Unfortunately, I was only partially lucky. As it turns out, Kelly had competed earlier in the day and I'd missed him by a few hours. The next morning, I headed out to the beach hoping to see some of the competition, but could only stay for a few hours, as I had to get back to LA that night for an early flight the next morning. I saw Joel Parkinson, Dusty Payne, and a handful of others. Only vaguely did I begin to understand how waves were scored, but it wasn't a bad way to be introduced to the sport. This was the day that ignited the flame, but the fascination didn't take fire until I got home and was able to watch the final on Fuel TV.

Legends are born from epic tales, and I was about to witness one in the making. My introduction to Kelly Slater was his match against Yadin Nicol in the final. To my fellow race fans, I equate it to never having witnessed a horse race before watching Rachel Alexandra destroy her competition in the Kentucky Oaks. Because Kelly didn't just win. He went in like a shark, psyching his opponent out before the match even started with a handshake that made the commentators bust up like they were about to witness a massacre. As it turns out, they couldn't have been more right. Kelly immediately went for the throat, making big scores out of waves Yadin refused glance at. A normal surfing heat usually lasts 20-30 minutes, but a final is 40. For 35 minutes, Yadin sat in the water waiting for the big waves, his opportunity for a huge score. But as the clock ticked on, Yadin began to look more and more like a stunned fish, and it slowly became apparent the champ must've psyched out the young Aussie. In 35 minutes, he never took a single wave. No one had ever seen such a lopsided final. Within the last five minutes, Yadin halfheartedly jumped up on a little wave that immediately closed out on him. Kelly said after the heat was over, "Well, I guess Yadin wanted me to win, he just didn't catch any waves."

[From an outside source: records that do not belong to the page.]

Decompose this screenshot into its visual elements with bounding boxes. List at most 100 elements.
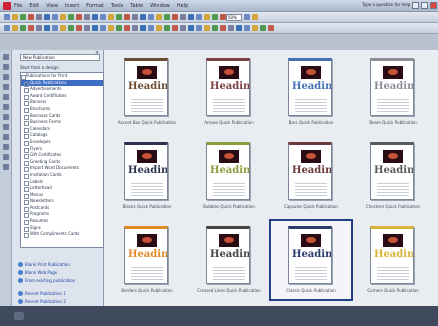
tree-item[interactable]: Calendars xyxy=(21,126,103,133)
object-tool-icon[interactable] xyxy=(3,114,9,120)
toolbar-button-icon[interactable] xyxy=(124,14,130,20)
design-thumbnail[interactable]: Heading Blocks Quick Publication xyxy=(106,136,188,216)
toolbar-button-icon[interactable] xyxy=(108,25,114,31)
toolbar-button-icon[interactable] xyxy=(268,25,274,31)
toolbar-button-icon[interactable] xyxy=(52,14,58,20)
toolbar-button-icon[interactable] xyxy=(52,25,58,31)
toolbar-button-icon[interactable] xyxy=(12,25,18,31)
toolbar-button-icon[interactable] xyxy=(204,14,210,20)
toolbar-button-icon[interactable] xyxy=(244,14,250,20)
zoom-box[interactable]: 50% xyxy=(226,14,242,21)
toolbar-button-icon[interactable] xyxy=(4,25,10,31)
publication-type-tree[interactable]: Publications for Print Quick Publications… xyxy=(20,72,104,248)
toolbar-button-icon[interactable] xyxy=(244,25,250,31)
menu-table[interactable]: Table xyxy=(130,3,143,9)
design-thumbnail[interactable]: Heading Capsules Quick Publication xyxy=(270,136,352,216)
design-thumbnail[interactable]: Heading Beam Quick Publication xyxy=(352,52,434,132)
toolbar-button-icon[interactable] xyxy=(220,25,226,31)
toolbar-button-icon[interactable] xyxy=(164,25,170,31)
design-thumbnail[interactable]: Heading Classic Quick Publication xyxy=(269,219,353,301)
toolbar-button-icon[interactable] xyxy=(252,14,258,20)
object-tool-icon[interactable] xyxy=(3,64,9,70)
toolbar-button-icon[interactable] xyxy=(180,25,186,31)
toolbar-button-icon[interactable] xyxy=(236,25,242,31)
tree-item[interactable]: Award Certificates xyxy=(21,93,103,100)
object-tool-icon[interactable] xyxy=(3,94,9,100)
menu-help[interactable]: Help xyxy=(177,3,188,9)
toolbar-button-icon[interactable] xyxy=(4,14,10,20)
publisher-app-icon[interactable] xyxy=(3,2,11,10)
toolbar-button-icon[interactable] xyxy=(164,14,170,20)
object-tool-icon[interactable] xyxy=(3,154,9,160)
toolbar-button-icon[interactable] xyxy=(180,14,186,20)
tree-item[interactable]: Flyers xyxy=(21,146,103,153)
toolbar-button-icon[interactable] xyxy=(12,14,18,20)
object-tool-icon[interactable] xyxy=(3,84,9,90)
toolbar-button-icon[interactable] xyxy=(124,25,130,31)
toolbar-button-icon[interactable] xyxy=(36,25,42,31)
tree-item[interactable]: Labels xyxy=(21,179,103,186)
toolbar-button-icon[interactable] xyxy=(68,14,74,20)
new-link[interactable]: From existing publication xyxy=(18,276,75,284)
toolbar-button-icon[interactable] xyxy=(20,14,26,20)
design-thumbnail[interactable]: Heading Borders Quick Publication xyxy=(106,220,188,300)
tree-item[interactable]: Business Cards xyxy=(21,113,103,120)
new-link[interactable]: Blank Print Publication xyxy=(18,260,75,268)
toolbar-button-icon[interactable] xyxy=(100,14,106,20)
toolbar-button-icon[interactable] xyxy=(148,14,154,20)
toolbar-button-icon[interactable] xyxy=(36,14,42,20)
maximize-icon[interactable] xyxy=(421,2,428,9)
tree-item[interactable]: Gift Certificates xyxy=(21,152,103,159)
object-tool-icon[interactable] xyxy=(3,74,9,80)
open-link[interactable]: Recent Publication 1 xyxy=(18,289,75,297)
toolbar-button-icon[interactable] xyxy=(204,25,210,31)
toolbar-button-icon[interactable] xyxy=(188,14,194,20)
design-thumbnail[interactable]: Heading Crossed Lines Quick Publication xyxy=(188,220,270,300)
menu-view[interactable]: View xyxy=(46,3,58,9)
design-thumbnail[interactable]: Heading Corners Quick Publication xyxy=(352,220,434,300)
tree-item[interactable]: Publications for Print xyxy=(21,73,103,80)
design-thumbnail[interactable]: Heading Accent Box Quick Publication xyxy=(106,52,188,132)
toolbar-button-icon[interactable] xyxy=(172,25,178,31)
tree-item[interactable]: Quick Publications xyxy=(21,79,103,87)
tree-item[interactable]: Programs xyxy=(21,211,103,219)
tree-item[interactable]: Newsletters xyxy=(21,198,103,205)
toolbar-button-icon[interactable] xyxy=(116,14,122,20)
toolbar-button-icon[interactable] xyxy=(44,25,50,31)
object-tool-icon[interactable] xyxy=(3,54,9,60)
toolbar-button-icon[interactable] xyxy=(196,25,202,31)
object-tool-icon[interactable] xyxy=(3,104,9,110)
object-tool-icon[interactable] xyxy=(3,164,9,170)
object-tool-icon[interactable] xyxy=(3,124,9,130)
tree-item[interactable]: Invitation Cards xyxy=(21,172,103,179)
object-tool-icon[interactable] xyxy=(3,134,9,140)
tree-item[interactable]: Brochures xyxy=(21,106,103,113)
toolbar-button-icon[interactable] xyxy=(156,14,162,20)
design-thumbnail[interactable]: Heading Bars Quick Publication xyxy=(270,52,352,132)
tree-item[interactable]: Business Forms xyxy=(21,119,103,126)
minimize-icon[interactable] xyxy=(412,2,419,9)
toolbar-button-icon[interactable] xyxy=(84,14,90,20)
toolbar-button-icon[interactable] xyxy=(156,25,162,31)
toolbar-button-icon[interactable] xyxy=(132,14,138,20)
menu-file[interactable]: File xyxy=(14,3,22,9)
toolbar-button-icon[interactable] xyxy=(92,25,98,31)
toolbar-button-icon[interactable] xyxy=(60,14,66,20)
toolbar-button-icon[interactable] xyxy=(84,25,90,31)
tree-item[interactable]: Signs xyxy=(21,225,103,232)
toolbar-button-icon[interactable] xyxy=(108,14,114,20)
tree-item[interactable]: Letterhead xyxy=(21,185,103,192)
tree-item[interactable]: Menus xyxy=(21,192,103,199)
toolbar-button-icon[interactable] xyxy=(148,25,154,31)
object-tool-icon[interactable] xyxy=(3,144,9,150)
toolbar-button-icon[interactable] xyxy=(68,25,74,31)
toolbar-button-icon[interactable] xyxy=(140,25,146,31)
toolbar-button-icon[interactable] xyxy=(196,14,202,20)
toolbar-button-icon[interactable] xyxy=(212,25,218,31)
menu-edit[interactable]: Edit xyxy=(29,3,39,9)
new-link[interactable]: Blank Web Page xyxy=(18,268,75,276)
toolbar-button-icon[interactable] xyxy=(228,25,234,31)
menu-insert[interactable]: Insert xyxy=(65,3,79,9)
page-navigator-icon[interactable] xyxy=(14,312,24,320)
tree-item[interactable]: Catalogs xyxy=(21,132,103,139)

Kelly Slater (I wish this was my photo!)
So, yeah. You could say I was impressed by my introduction to Kelly. More than just making me an instant fan, the US Open of Surf made me realize there were webcasts I could watch to keep up with the sport. It all began there, and I never looked back. Because of that event, I was able to watch Kelly win his 11th world title later in the year and re-solidify his already unparalleled legacy. With a career spanning 20 years, Kelly was the youngest surfer to ever win a world title when he was 20 years old, and in 2011, he became the oldest at age 39. Now at 40, he's still competing against the world's best, though 2012 has been tougher on him. Because of the nature of surfing, it's already an anomaly for Kelly to be competing in these events at his age, so there's always talk of retirement. He actually did retire briefly, (1999-2001) but came back  full-force.

And while talk of Kelly retiring for good may be common in surfing circles, as a fan who has seen her fair share of athletes retiring in their prime, my first urge was to see him as soon as possible before he leaves the pro circuit and I lose my chance to see him in person. There are some things so precious in this world, you simply cannot wait around with the hopes of one day witnessing them--you have to make it happen, or forever bemoan your hesitation. I flew to Santa Anita to see Zenyatta's farewell parade before she was un-retired for a year, and I don't regret it one bit. That happened to be the same trip I saw the surfers at the San Clemente pier for the first time. And so, tomorrow I will fly to California to see Kelly Slater surf at Trestles. And I know no matter the outcome of the event, to witness Greatness in the flesh will be no disappointment.

My only hope is my camera doesn't betray me.